Epoch 1/50	Loss: 0.5043	Metrics: 0.6983: 	Validation metrics: 0.7473: 	100% | 104/104 [00:02<00:00, 41.39it/s]
Epoch 2/50	Loss: 0.4802	Metrics: 0.7557: 	Validation metrics: 0.7632: 	100% | 104/104 [00:00<00:00, 155.87it/s]
Epoch 3/50	Loss: 0.4763	Metrics: 0.7676: 	Validation metrics: 0.7715: 	100% | 104/104 [00:00<00:00, 158.01it/s]
Epoch 4/50	Loss: 0.4678	Metrics: 0.7712: 	Validation metrics: 0.7763: 	100% | 104/104 [00:00<00:00, 154.47it/s]
Epoch 5/50	Loss: 0.4661	Metrics: 0.7743: 	Validation metrics: 0.7783: 	100% | 104/104 [00:00<00:00, 158.19it/s]
Epoch 6/50	Loss: 0.4577	Metrics: 0.7766: 	Validation metrics: 0.7800: 	100% | 104/104 [00:00<00:00, 157.13it/s]
Epoch 7/50	Loss: 0.4593	Metrics: 0.7782: 	Validation metrics: 0.7836: 	100% | 104/104 [00:00<00:00, 154.64it/s]
Epoch 8/50	Loss: 0.4565	Metrics: 0.7796: 	Validation metrics: 0.7820: 	100% | 104/104 [00:00<00:00, 158.28it/s]
Epoch 9/50	Loss: 0.4499	Metrics: 0.7807: 	Validation metrics: 0.7825: 	100% | 104/104 [00:00<00:00, 157.2

In [14]:
# quick evaluation
model.evaluate(X_test, y_test, batch_size=batch_size)

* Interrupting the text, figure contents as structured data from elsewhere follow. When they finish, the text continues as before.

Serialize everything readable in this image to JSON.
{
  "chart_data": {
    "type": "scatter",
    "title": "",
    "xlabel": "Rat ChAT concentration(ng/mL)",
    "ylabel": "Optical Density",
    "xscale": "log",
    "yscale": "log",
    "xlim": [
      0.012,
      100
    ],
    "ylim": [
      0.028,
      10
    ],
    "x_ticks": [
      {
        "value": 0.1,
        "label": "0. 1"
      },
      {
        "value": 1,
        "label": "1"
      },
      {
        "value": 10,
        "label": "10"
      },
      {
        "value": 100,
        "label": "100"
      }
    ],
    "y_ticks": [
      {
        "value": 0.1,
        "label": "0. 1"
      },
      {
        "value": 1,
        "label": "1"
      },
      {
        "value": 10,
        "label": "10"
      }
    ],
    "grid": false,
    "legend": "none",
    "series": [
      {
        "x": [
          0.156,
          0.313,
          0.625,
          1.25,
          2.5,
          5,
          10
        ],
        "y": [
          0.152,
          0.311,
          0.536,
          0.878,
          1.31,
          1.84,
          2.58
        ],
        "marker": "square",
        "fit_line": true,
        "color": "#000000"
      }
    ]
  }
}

[0.45750078558921814, 0.7874637842178345]

Usually they get an accuracy of about 83% on this dataset. I am using only a tenth of the original size and I achieved 78% with an LSTM network. This could be better with some more tuning but in this project we're focusing on our batch selection algorithm.